Adam Fox 

A word to the wise

Linda and Roger Flavell explain the provenance of common expressions in The Chronology of Words and Phrases: A Thousand Years in the History of English
  
  


In this entertaining and informative book Linda and Roger Flavell identify the origin of, and provide the explanation for, several hundred of the most popular words and phrases in English.

Their compilation is arranged chronologically and covers almost a millennium, from the Norman conquest to the present day. This is the kind of popular dictionary which can be read with pleasure from cover to cover or merely dipped into for reference and information.

It is both fascinating and illuminating to learn the provenance of phrases such as 'by hook or by crook', which derives from the medieval right to gather firewood; to discover that 'warts and all' comes from the instructions which Oliver Cromwell gave to his portrait painter Peter Lely; or to find that 'the cat's whiskers' emanates from the name given to a thin wire used in early America radio receivers.

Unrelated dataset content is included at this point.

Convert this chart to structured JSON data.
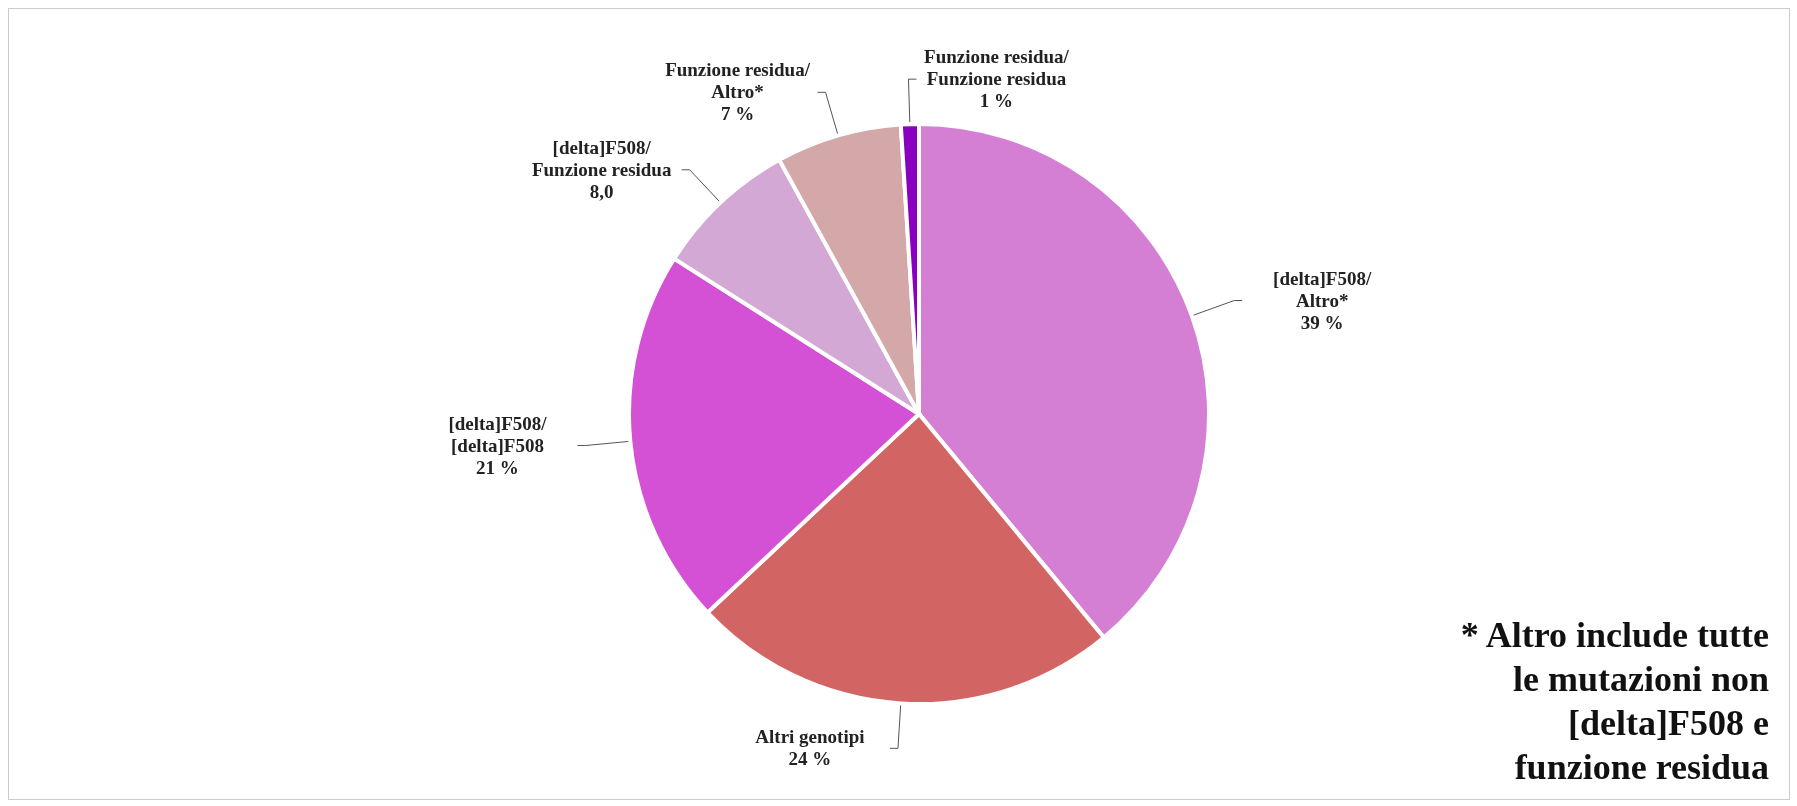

Equally, there turn out to be intriguing and amusing beginnings to hosts of words which pass our lips everyday. A 'plumber', for example takes his or her name from the Latin word for lead, from which pipes have been made since the middle ages; the word 'refugee' entered the English language from French after the revocation of the Edict of Nantes in 1685; the verb 'to galvanise' derives from Luigi Galvani, the Italian anatomist whose late eighteenth-century experiments on frogs led much later to the invention of the electrical battery; and 'to brainwash' entered common parlance during the Korean War.

By linking these words and phrases to the events, individuals and processes which brought them into being and gave them vogue, the Flavells have given us a most enjoyable guide to the history of our linguistic currency.